Ma femme évanescente : Un homme tombe un jour sur le journal intime de son épouse. Pourtant, la personne décrite au fil des pages ne correspond absolument pas à la femme avec laquelle il vit.

Les Beaux Amants : De tout le recueil, cette nouvelle est celle que j’ai préféré. Le résumé d’un infime malentendu qui provoquera pourtant la rupture du couple. La complexité des rapports hommes-femmes, la difficulté de se comprendre, de communiquer est décrite avec brio.

On n’avait pas pensé à l’imprévu : Une jeune femme se retrouve veuve alors même qu’elle envisageait de demander le divorce. Quelques années plus tard, elle rencontre un autre homme, mais quelque chose d’aussi imprévu que gênant pour eux se produit qui aura des conséquences désastreuses.

Yeonmi et Youmi : L’histoire de deux sœurs, l’une mariée vivant en Corée ; l’autre vivant chichement en Angleterre, à Newcastle. C’est la voix de cette dernière que l’on entend, mariage arrangé, tension familiale, sentiment de solitude, et cette étrange soeur, lointaine et distante.

Les histoires que racontent ces nouvelles ont toutes la même trame, le même principe de construction. Des histoires d’êtres humains désabusés et solitaires qui ne se comprennent pas / plus. Les femmes sont secrètes, évanescentes, à la limite d’une certaine forme d’autisme ou de déséquilibre. Les hommes sont lâches, fuient leurs responsabilité pour boire avec leurs collègues de travail une fois la journée de bureau terminée. Les rapports entre les deux sexes sont tendus, délicats, empruntés, maladroits. Le malaise est palpable à chaque page mais nous paraît très loin de notre quotidien à nous, sans doute propre à la société coréenne,  et plus encore, à la vie ordinaire dans une «Séoul américanisée», pour reprendre les termes du quatrième de couverture.

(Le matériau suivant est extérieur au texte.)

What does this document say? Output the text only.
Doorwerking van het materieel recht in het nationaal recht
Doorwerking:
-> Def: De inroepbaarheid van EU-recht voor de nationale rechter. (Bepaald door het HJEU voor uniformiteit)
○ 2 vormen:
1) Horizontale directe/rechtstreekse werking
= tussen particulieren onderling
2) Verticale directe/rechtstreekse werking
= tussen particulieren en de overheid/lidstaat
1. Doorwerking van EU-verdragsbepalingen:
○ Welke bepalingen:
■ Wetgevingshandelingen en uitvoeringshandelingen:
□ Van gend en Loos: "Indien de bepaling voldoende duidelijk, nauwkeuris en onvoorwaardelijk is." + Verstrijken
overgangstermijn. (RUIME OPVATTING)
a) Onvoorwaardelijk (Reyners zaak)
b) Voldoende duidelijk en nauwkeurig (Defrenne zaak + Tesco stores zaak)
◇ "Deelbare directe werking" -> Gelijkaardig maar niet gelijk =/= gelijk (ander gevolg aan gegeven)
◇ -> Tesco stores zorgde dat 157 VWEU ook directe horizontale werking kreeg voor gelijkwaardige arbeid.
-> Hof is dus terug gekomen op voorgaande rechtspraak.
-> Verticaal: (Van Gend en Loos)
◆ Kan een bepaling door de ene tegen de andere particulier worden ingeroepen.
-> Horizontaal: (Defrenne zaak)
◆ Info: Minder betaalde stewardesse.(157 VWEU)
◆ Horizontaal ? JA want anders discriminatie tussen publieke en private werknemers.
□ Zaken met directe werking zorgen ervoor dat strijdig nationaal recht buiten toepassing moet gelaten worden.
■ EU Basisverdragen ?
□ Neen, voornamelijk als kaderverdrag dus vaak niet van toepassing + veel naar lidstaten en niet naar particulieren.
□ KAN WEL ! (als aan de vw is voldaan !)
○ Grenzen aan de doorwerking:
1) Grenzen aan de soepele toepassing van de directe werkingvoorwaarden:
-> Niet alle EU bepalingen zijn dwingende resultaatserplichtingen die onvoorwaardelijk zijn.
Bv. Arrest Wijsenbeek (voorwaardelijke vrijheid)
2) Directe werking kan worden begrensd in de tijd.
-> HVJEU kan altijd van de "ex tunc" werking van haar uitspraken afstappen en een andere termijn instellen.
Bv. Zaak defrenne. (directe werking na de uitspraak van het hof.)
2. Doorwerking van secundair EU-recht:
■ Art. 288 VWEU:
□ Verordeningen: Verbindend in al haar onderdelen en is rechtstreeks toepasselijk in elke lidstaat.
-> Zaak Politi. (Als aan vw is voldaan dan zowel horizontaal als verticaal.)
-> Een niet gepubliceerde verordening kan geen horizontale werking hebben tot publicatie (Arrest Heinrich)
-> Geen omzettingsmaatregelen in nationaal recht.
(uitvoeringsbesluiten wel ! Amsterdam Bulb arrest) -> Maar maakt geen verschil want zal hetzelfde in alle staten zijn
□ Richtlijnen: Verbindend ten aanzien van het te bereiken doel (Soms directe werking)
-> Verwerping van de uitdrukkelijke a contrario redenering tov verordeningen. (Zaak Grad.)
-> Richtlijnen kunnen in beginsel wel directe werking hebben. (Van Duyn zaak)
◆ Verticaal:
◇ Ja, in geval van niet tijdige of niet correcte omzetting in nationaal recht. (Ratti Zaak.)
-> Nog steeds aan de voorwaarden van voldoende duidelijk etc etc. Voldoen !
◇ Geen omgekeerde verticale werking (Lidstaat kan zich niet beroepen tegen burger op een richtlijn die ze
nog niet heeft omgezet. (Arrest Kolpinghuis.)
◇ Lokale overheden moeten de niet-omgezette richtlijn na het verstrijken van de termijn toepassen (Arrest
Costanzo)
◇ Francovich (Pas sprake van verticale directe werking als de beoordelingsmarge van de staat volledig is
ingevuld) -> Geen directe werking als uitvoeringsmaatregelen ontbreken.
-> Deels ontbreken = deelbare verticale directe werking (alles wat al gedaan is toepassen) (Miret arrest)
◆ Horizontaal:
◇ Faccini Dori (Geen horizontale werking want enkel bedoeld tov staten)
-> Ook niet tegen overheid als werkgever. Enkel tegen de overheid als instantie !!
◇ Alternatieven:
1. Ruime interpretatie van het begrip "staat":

L’écriture est un mélange subtil et équilibré entre les descriptions du quotidien, qui nous permettent de représenter l’atmosphère, l’ambiance, et l’intériorité des personnages, de leurs questionnements, de leurs doutes, de leurs personnalités. Toute en précision, en finesse, et non dépourvue de cruauté. Il en ressort un recueil intéressant, intriguant, voir même parfois affligeant, agaçant ou déprimant sur la nature humaine lorsqu’elle est dépeinte à travers le prisme couple : jalousie, tension, incompréhension, solitude, égoïsme, quotidien plombant, famille omniprésente et étouffante, obligation de réussite au travail pour subvenir au besoin du foyer…
Toutes les nouvelles ne sont malheureusement pas égales, et un ou deux manquent de précision, du petit détail qui permet de donner un corps et une réalité à la narration.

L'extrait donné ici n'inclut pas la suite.